Carte blanche
Cassons l’addiction : restons chez nous le jour du Black Friday
Une fois par mois, l’écrivaine Caroline Lamarche sort de sa bibliothèque un livre qui éclaire notre époque. Aujourd’hui, « Les choses qu’ils emportaient », par Tim O’Brien qui pourrait nous aider à survivre au massacre de l’hyperconsommation.
Le Black Friday, qui ravage la planète en un seul jour de consommation monstrueuse, à coup de cohues insensées, d’enseignes aux portes ouvertes chauffant la rue en ce 29 novembre, de débauche d’emballages en plastique, de gadgets à l’obsolescence programmée, de vêtements bradés au prix de l’esclavage d’enfants de l’autre côté du monde, le Black Friday, donc, me donne envie d’emprunter une phrase à Aurélie William Levaux, dans Bataille (pas l’auteur) (éd. Cambourakis), dont l’irrévérence m’a sauvée de la cohue feel good des promus de l’automne : » Je regrettais que mon pouvoir d’achat ne soit pas encore plus faible, ça aurait été une excuse excellente pour éviter le massacre. »

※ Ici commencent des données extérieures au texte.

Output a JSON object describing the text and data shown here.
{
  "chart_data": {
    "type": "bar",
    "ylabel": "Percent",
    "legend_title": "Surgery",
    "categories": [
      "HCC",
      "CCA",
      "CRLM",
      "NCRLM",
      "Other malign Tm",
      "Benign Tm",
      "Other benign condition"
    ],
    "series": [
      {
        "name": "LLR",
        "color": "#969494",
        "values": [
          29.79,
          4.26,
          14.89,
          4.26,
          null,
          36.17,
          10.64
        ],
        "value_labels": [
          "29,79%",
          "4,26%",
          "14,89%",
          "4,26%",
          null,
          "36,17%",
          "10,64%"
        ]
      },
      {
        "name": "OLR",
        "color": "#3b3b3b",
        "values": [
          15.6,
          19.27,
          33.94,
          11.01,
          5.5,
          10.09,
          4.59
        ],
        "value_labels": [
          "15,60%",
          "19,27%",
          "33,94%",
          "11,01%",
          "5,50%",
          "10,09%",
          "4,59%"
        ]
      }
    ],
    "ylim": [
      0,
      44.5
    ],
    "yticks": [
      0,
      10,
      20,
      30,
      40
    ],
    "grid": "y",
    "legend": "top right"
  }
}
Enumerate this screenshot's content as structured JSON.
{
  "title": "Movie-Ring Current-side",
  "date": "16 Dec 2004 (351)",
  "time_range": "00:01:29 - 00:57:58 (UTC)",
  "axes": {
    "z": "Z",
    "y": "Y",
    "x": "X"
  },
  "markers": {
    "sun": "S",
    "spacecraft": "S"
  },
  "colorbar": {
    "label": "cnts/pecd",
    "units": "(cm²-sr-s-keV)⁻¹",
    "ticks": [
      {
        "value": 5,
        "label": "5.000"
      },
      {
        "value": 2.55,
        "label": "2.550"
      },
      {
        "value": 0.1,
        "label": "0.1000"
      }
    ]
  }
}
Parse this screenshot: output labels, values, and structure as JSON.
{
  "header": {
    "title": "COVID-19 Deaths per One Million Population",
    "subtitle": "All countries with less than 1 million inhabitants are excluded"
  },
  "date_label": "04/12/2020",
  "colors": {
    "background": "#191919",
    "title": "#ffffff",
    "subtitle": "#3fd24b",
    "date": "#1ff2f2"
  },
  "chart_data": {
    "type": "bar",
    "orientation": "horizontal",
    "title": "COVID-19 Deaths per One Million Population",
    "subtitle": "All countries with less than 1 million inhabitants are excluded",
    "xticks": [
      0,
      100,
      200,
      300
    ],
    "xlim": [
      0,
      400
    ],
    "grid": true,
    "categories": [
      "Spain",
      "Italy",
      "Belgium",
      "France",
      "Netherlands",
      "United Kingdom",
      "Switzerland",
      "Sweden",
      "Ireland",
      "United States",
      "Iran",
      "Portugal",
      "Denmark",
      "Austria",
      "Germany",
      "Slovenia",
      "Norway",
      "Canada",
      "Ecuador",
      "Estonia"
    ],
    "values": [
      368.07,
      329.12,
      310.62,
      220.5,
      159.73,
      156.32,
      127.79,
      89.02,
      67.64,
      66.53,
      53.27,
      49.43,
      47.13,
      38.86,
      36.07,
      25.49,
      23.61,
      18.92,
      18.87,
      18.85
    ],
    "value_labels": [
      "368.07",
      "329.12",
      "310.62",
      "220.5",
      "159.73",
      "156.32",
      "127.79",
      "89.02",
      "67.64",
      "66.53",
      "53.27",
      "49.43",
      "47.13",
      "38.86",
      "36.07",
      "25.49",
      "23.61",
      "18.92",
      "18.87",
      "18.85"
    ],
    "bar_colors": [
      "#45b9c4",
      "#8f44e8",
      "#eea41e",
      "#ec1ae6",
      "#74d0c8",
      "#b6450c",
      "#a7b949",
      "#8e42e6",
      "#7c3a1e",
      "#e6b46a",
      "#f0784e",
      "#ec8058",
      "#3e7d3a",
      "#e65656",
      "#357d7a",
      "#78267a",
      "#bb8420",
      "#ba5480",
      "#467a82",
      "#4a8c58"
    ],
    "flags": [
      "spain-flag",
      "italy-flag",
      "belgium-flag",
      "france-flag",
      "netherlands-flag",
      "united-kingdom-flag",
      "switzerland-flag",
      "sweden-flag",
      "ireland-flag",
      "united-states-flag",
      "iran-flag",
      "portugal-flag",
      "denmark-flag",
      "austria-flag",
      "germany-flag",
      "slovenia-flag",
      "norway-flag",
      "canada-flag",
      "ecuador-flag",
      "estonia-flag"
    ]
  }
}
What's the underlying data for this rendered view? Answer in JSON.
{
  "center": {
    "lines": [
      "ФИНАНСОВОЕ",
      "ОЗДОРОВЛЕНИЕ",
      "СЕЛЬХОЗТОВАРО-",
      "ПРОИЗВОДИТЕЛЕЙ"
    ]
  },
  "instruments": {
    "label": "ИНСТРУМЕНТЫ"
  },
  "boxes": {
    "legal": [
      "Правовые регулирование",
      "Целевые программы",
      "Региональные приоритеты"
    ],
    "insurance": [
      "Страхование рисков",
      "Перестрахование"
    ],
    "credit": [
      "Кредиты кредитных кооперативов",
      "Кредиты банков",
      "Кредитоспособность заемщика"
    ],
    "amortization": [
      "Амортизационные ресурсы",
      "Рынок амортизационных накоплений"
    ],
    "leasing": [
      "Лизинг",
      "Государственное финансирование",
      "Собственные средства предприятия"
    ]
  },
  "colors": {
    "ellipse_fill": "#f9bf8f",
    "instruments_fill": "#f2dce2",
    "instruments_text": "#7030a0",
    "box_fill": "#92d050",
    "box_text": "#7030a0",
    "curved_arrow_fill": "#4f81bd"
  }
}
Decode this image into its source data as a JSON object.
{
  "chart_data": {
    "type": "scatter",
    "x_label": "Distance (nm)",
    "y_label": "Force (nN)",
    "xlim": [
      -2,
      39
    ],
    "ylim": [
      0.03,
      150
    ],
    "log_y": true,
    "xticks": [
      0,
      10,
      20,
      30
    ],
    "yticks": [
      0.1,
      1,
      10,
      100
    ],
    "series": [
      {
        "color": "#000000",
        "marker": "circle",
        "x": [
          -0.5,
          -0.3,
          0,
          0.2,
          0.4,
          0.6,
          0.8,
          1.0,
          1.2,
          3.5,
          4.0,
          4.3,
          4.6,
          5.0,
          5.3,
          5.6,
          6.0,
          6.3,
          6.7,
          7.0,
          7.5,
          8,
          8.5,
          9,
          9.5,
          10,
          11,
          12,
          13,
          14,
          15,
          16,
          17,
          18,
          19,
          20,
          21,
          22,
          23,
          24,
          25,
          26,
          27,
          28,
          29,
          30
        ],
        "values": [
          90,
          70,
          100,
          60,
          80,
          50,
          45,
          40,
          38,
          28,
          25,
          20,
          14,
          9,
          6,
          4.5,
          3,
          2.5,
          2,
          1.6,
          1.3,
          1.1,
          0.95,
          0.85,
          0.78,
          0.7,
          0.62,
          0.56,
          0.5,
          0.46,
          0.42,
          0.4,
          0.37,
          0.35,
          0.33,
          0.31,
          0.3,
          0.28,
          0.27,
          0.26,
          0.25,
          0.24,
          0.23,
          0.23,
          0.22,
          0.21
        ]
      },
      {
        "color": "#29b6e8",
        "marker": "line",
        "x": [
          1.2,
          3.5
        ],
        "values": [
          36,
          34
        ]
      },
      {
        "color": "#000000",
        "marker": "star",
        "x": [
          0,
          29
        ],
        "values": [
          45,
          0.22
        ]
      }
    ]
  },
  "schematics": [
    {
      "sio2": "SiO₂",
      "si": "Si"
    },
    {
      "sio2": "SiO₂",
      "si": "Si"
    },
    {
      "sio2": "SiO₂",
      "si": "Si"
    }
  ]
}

Eviter le massacre, pendant la guerre du Vietnam, ce n’était pas possible. De 1968 à 1970, Tim O’Brien a fait partie d’une division d’infanterie de l’armée américaine qui traquait les Vietcongs dans la jungle. Son livre (1) a renouvelé la littérature dite de guerre par un dispositif à la fois humble et percutant qui consiste à rendre compte non des mouvements de troupes et des péripéties des combats, mais des choses que les soldats emportent, ce qui leur est indispensable pour ne pas mourir tout de suite : boussole, canif, ouvre-boîte, bombe antimoustiques, briquet, rations alimentaires, gourde, casque en acier, veste pare-balles, mais aussi lettres d’une petite amie, journal intime, Bible, grigris divers, dope, préservatifs. Plus les armes : pistolet, mitrailleuse, lance-grenades, fusil d’assaut, chargeurs et munitions.
Et ce paquetage, dont le poids est déjà une épreuve, revient comme un leitmotiv dans la description des états émotionnels de ces gars de 20 ans pilotés par le lieutenant Jimmy Cross qui est le double de l’auteur. La description d’un galet rond et doux ramassé sur une plage et qu’on roule sous la langue pour atténuer le stress, y côtoie le récit de morts souvent absurdes. Celle – tragiquement inutile car » il n’y avait pas de péril réel » – d’un jeune vietnamien croisé sur le chemin. Ou celle du soldat Lavender qui s’était éloigné un instant, » zigouillé, éclaté, descendu en remontant sa braguette « . » Ils se servaient d’expressions dures pour dissimuler leur terrible douceur « , nous dit Tim 0’Brien, ajoutant que leur manière d’avancer jour après jour n’était pas du courage mais de la peur, oui, » ils avaient seulement trop peur pour être des lâches « .
Aujourd’hui, on dirait que nous avons trop peur pour être autre chose que des lâches. Des lâches qui emportent avec eux tout ce qu’ils peuvent emporter. Non de manière calculée, économe, solidaire, comme des combattants, mais comme des drogués consentant à leur perte, joyeux de la subir, enthousiastes à la précipiter.
Cassons l’addiction. Restons chez nous le jour du Black Friday. Lisons ! Convoquons les auteurs qui pourraient nous aider à survivre au massacre de l’hyperconsommation. Tim O’Brien, cet inclassable devenu un classique, pourrait bien être de ceux-là.
Caroline Lamarche
(1) Les choses qu’ils emportaient, par Tim O’Brien, traduit de l’anglais (Etats-Unis) par Jean-Yves Prate, Gallmeister, 241 p., 1990.